Is web scraping legal?
This question is asked a lot. In fact, according to Google Trends, searches for the term “web scraping legal” have been on a steady rise over the past 4 years.
This comes as no surprise given the growth of web scraping and many recent legal cases that related to web scraping.
Today, we will go over a few notorious legal cases and the insight of a tech lawyer to breakdown the topic and answer the question regarding the legality of web scraping.
Web Scraping Publicly Available Data
First, we have to make a clear distinction about the type of data we are talking about when discussing the legality of web scraping.
This is data that can be accessed by anyone with an internet connection. For example, a public LinkedIn profile or a Craigslist listing.
How to know if data on the internet is considered publicly available:
- The user who posted said data has decided to make it public.
- A user does not need to create an account or login to access the data.
- The website’s robots.txt does not block web scrapers or spiders.
On the other hand, there are cases of collecting and scraping private data which exist in a completely different realm of legality. Most notably, there is the case of Cambridge Analytica and their collection of private data from Facebook Users.
In this context, we will be referring exclusively to publicly available data.
Notable Web Scraping Legal Cases
Legal cases are some of the best resources when looking at the legality of any activity. We will review 2 recent and notable legal cases surrounding web scraping.
LinkedIn vs hiQ Labs
hiQ Labs is a data analytics firm that focuses on workforce data and people analytics. Their analysis provides insights for their clients about specific industries.
One of the ways that hiQ Labs collected data to fuel their insights was by scraping data from public LinkedIn profiles.
As a response, LinkedIn blocked hiQ Labs tools’ from accessing this publicly available data and served them with a cease and desist letter. Their argument was that hiQ Labs’ activities were in violation of the Computer Fraud and Abuse Act (CFAA).
hiQ went on to fight this by filling a suit and obtaining a preliminary injunction in 2017. The district court found that hiQ was “likely to succeed” on its claims that accessing publicly available data was not a violation of the CFAA.
Computer Fraud and Abuse Act (CFAA)
The thing about the Computer Fraud and Abuse Act is that it criminalizes access of protected computers and servers without authorization or beyond their authorized access.
Therefore, there is a disconnect between the CFAA and the automated access of publicly available data.
As a result, the 9th US Circuit Court of Appeals upheld hiQ’s injunction on September of 2019.
While this is not a Supreme Court ruling or the creation of a specific law that protects web scraping, it definitely paves the way for a potential future verdict.
Craigslist vs Padmapper and others
In a similar case from 2017, Craigslist filed a suit a number of startups (including Padmapper) which scraped Craigslist data to support their services.
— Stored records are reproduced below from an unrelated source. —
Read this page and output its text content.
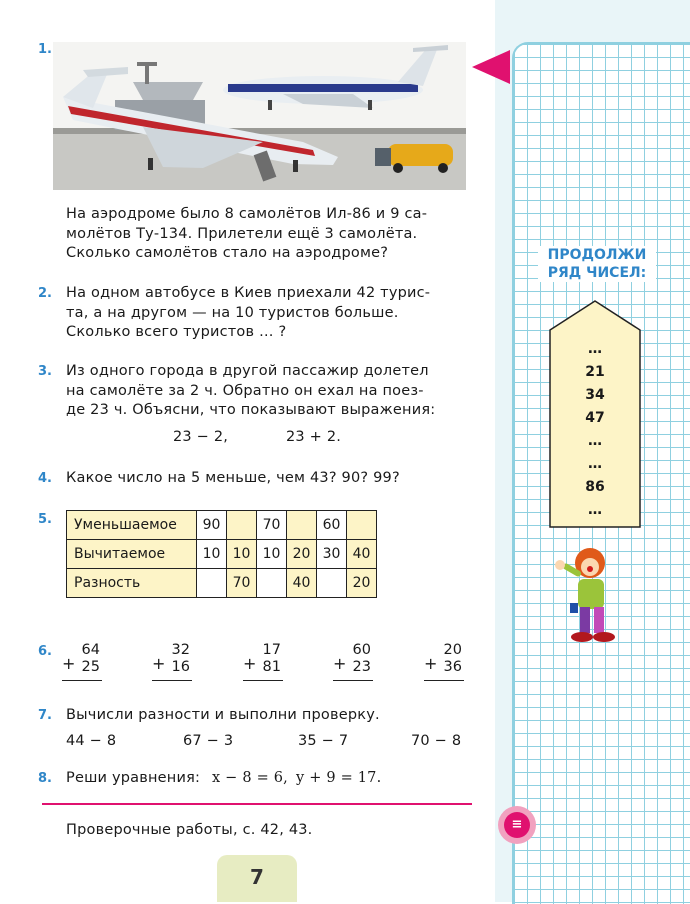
1.
На аэродроме было 8 самолётов Ил-86 и 9 са-
молётов Ту-134. Прилетели ещё 3 самолёта.
Сколько самолётов стало на аэродроме?
2. На одном автобусе в Киев приехали 42 турис-
та, а на другом — на 10 туристов больше.
Сколько всего туристов … ?
3. Из одного города в другой пассажир долетел
на самолёте за 2 ч. Обратно он ехал на поез-
де 23 ч. Объясни, что показывают выражения:
23 − 2,	23 + 2.
4. Какое число на 5 меньше, чем 43? 90? 99?
5. Уменьшаемое	90		70		60	
Вычитаемое	10	10	10	20	30	40
Разность		70		40		20
6.
+
64
25	+
32
16	+
17
81	+
60
23	+
20
36
7. Вычисли разности и выполни проверку.
44 − 8	67 − 3	35 − 7	70 − 8
8. Реши уравнения: x − 8 = 6, y + 9 = 17.
Проверочные работы, с. 42, 43.
7
ПРОДОЛЖИ
РЯД ЧИСЕЛ:
…
21
34
47
…
…
86
…
≡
The defendants were worried after the trial court did not toss the case. As a result, this case was settled out of court.
Cases like these will now probably be less likely due to the hiQ Labs vs LinkedIn case.
In his piece, Jason calls for the US Congress or the US Supreme Court to make a decision for the legality of web scraping. He claims this is needed in order to achieve an “open and healthy internet”.
While we are definitely not lawyers, we have a similar take to Jason’s.
If a website or user makes the decision to make their data public, then scraping it should be legal.
We believe that in 20 years, people will be surprised to learn that web scraping existed in a legal grey area during our times.
The legality of web scraping is still relatively up in the air. But that doesn’t mean web scraping is illegal, either.
However, the hiQ vs LinkedIn case might be the resolution this issue needs if there’s a verdict set by the US Supreme Court at some point.